Glad you got it worked out. I’ve not looked at your repo link yet but what’s your take: do you think the structure that the borrow checker steered you towards makes the code better (eg more straightfoward data and control flow) in the process? Or do you think you had to contort it just to appease it?


In retrospect the difficulty was not the borrow checker so much as it is that mutex is bound to scope. I worked my way out of the borrow checker bind I was in by pushing more data into the BackGuardInner, the inside of the back guarding mutex. In the end that’s fine – if maybe a little goofy at first sight – but what really twisted my code around was having to make sure the two MutexGuards always stay in-scope.

It’s a trade-off for safety, which I appreciate generally.

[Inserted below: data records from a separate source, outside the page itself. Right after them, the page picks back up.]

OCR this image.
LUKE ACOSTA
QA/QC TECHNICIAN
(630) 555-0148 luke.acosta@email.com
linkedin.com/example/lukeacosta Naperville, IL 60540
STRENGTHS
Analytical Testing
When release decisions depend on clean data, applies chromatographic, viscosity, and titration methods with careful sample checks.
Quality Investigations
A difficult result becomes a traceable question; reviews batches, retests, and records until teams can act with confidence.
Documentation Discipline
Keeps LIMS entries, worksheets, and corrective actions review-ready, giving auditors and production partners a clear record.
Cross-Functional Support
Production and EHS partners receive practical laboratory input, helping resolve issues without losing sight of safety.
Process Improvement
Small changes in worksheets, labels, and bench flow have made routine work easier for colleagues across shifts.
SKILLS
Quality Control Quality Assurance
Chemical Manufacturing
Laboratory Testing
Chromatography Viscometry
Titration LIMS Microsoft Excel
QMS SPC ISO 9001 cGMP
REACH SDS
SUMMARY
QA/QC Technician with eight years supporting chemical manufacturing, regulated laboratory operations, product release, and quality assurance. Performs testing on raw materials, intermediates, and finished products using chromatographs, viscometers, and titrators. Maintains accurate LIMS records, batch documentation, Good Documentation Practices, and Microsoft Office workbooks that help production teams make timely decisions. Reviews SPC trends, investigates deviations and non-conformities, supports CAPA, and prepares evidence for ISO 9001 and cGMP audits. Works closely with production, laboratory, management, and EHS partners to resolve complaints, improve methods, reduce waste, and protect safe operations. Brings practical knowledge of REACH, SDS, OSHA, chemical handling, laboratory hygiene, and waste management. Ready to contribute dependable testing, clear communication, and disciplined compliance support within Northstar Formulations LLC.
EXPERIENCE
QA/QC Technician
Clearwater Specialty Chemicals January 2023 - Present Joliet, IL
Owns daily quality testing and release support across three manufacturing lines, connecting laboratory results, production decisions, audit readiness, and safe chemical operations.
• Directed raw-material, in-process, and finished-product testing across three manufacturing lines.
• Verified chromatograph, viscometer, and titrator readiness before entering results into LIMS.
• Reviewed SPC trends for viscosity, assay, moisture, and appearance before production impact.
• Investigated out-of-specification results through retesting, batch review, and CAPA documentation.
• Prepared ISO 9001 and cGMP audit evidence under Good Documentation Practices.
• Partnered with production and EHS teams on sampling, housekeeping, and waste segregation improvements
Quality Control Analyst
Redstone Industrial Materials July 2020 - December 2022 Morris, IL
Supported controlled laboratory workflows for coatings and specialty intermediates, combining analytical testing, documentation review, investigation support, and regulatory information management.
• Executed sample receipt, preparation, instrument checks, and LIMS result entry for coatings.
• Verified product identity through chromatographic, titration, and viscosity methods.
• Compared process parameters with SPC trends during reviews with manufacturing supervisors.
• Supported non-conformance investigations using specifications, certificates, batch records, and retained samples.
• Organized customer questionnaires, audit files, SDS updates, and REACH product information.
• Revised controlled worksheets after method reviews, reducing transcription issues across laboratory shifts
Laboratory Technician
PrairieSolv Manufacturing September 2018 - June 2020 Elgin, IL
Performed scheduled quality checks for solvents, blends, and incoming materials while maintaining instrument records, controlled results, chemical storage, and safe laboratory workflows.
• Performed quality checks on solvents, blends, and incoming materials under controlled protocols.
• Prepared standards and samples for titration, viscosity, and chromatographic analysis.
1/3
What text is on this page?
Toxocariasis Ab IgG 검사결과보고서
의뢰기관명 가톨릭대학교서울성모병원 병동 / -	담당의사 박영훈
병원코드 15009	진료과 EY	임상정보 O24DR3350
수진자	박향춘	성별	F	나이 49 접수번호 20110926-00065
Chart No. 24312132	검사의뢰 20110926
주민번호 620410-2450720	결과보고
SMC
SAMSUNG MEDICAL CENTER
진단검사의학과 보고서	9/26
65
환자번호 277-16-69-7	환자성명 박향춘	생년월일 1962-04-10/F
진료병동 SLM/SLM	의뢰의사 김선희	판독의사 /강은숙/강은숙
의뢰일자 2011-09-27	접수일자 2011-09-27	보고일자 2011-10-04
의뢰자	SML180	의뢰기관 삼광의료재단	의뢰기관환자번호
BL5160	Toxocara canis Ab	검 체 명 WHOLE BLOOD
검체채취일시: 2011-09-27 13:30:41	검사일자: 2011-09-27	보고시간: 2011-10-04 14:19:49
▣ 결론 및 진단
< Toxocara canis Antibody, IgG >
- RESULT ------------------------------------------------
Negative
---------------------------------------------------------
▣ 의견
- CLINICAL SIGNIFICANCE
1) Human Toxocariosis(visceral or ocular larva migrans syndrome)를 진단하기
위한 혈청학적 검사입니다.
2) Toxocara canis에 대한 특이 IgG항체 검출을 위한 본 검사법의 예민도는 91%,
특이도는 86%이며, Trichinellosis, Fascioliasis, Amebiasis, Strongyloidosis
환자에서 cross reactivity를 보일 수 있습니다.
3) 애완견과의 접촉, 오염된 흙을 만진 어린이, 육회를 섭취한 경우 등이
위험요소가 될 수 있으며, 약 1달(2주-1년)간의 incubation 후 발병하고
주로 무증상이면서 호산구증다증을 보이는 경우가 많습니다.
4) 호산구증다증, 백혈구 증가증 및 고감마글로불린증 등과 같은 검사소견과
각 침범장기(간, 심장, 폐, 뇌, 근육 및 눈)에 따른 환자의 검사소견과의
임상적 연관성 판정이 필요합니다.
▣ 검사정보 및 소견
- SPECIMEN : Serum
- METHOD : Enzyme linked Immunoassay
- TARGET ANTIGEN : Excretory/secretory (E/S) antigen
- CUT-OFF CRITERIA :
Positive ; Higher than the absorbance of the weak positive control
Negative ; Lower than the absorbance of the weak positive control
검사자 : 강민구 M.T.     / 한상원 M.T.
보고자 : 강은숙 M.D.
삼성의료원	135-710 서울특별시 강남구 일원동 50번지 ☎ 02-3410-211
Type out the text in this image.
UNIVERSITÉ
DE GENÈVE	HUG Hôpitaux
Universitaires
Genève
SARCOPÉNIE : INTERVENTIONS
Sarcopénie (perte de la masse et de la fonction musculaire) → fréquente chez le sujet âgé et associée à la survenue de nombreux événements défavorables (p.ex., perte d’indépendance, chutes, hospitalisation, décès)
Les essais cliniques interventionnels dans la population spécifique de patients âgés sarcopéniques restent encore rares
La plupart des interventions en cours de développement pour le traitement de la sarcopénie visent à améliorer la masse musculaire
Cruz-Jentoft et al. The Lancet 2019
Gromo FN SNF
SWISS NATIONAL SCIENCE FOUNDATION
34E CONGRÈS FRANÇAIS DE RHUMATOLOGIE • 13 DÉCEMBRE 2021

Since hopper is already doing a lot of unsafe things I would not have minded an UnsafeMutex to use as well, one which is unbound from scope and has all the other sharp edges and what not I’d associate with a plain pthread mutex.

Minor thing, really. I’m not unhappy with how the code’s turned out. Just needed a fresh pair of eyes.


Well, you could put a Mutex<()> next to an UnsafeCell…


I backed myself into a similar corner with this code which was giving me:

error[E0499]: cannot borrow `self.root` as mutable more than once at a time
  --> src/
41 |         self.put_key_into_node(&mut self.root, key, value)
   |         ----                        ^^^^^^^^^            - first borrow ends here
   |         |                           |
   |         |                           second mutable borrow occurs here
   |         first mutable borrow occurs here

error: aborting due to previous error

and managed to get myself out by refactoring some methods into standalone functions, to avoid simultaneously needing a mutable reference to “self” and “a field inside of self”.